CakapCakap – Cakap People! Lebih dari 30 warga sipil dan polisi terluka dalam aksi unjuk rasa anti-pemerintah Thailand, kata sebuah pusat medis darurat pada Minggu, 21 Maret 2021, setelah polisi menggunakan water canon, gas air mata dan peluru karet untuk membubarkan demonstrasi pada malam sebelumnya.
Reuters melaporkan, video yang beredar di media sosial menunjukkan polisi memukul dan menginjak orang-orang, sementara yang lain melarikan diri dari polisi dengan perlengkapan anti huru hara dan beberapa meninggalkan sepeda motor mereka. Video lain menunjukkan orang-orang berlindung dari gas air mata di restoran McDonald’s.
Sebanyak 13 petugas polisi dan 20 lainnya terluka, kata Pusat Medis Erawan.
Polisi mengatakan pada hari Minggu tindakan mereka sesuai dengan standar internasional dan sebanyak 20 pengunjuk rasa ditangkap karena melanggar undang-undang pertemuan publik dan menghina monarki.
“Kekerasan berasal dari pihak pengunjuk rasa dan polisi harus membela hukum dan melindungi harta nasional,” kata wakil kepala polisi Bangkok, Piya Tavichai, kepada wartawan.
Para pengunjuk rasa tidak setuju atas komentar polisi tersebut.
“Kekerasan datang dari polisi dulu, menggunakan gas air mata dan water canon sebelum pengunjuk rasa melakukan sesuatu,” kata aktivis Rukchanok Srinork, 27 tahun, yang berada di tempat demonstrasi itu.
“Mereka memiliki helm, perisai, pelatihan pengendalian massa, jika ada batu, angkat perisaimu.”
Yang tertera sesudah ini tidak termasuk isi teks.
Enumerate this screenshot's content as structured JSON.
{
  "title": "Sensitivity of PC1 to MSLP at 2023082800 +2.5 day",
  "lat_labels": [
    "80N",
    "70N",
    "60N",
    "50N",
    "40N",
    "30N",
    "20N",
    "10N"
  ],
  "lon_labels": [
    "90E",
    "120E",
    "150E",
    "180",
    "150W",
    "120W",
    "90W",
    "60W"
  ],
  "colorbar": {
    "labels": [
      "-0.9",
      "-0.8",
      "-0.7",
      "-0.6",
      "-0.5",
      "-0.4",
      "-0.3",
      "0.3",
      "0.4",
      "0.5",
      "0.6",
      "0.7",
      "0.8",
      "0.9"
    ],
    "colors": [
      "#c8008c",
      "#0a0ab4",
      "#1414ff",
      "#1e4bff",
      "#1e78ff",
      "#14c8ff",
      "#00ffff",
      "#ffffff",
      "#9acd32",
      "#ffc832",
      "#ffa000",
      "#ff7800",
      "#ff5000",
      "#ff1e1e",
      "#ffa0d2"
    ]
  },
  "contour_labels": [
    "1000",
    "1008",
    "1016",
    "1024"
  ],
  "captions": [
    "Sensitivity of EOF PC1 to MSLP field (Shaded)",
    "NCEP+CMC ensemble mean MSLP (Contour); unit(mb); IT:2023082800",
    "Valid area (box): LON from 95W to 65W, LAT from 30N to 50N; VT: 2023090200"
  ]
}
Foto Raja Thailand dirusak pada aksi demonstrasi Sabtu malam, yang dihadiri lebih dari 1.000 orang.
Protes anti-pemerintah di Thailand bulan ini menyebabkan lebih dari 20 pengunjuk rasa terluka.
Gerakan protes pemuda Thailand muncul tahun lalu dan telah menjadi tantangan terbesar bagi pemerintah Perdana Menteri Prayut Chan-o-cha, seorang pensiunan jenderal angkatan darat yang merebut kekuasaan pada tahun 2014 dari pemerintah terpilih.
Para pengunjuk rasa mengatakan Prayut Chan-o-cha merekayasa proses yang melestarikan pembentukan monarki militer dan membuatnya tetap berkuasa setelah pemilu 2019. Prayut dan pendukungnya menolak pernyataan itu.
Para pengunjuk rasa menuntut reformasi monarki, melanggar tabu tradisional, mengatakan Konstitusi yang dirancang oleh militer setelah kudeta 2014 memberi Raja Thailand terlalu banyak kekuasaan.
Istana Kerajaan, yang menolak berkomentar pada hari Minggu, telah menghindari berkomentar langsung tentang protes tersebut. Pemerintah mengatakan kritik terhadap Raja itu melanggar hukum dan tidak pantas.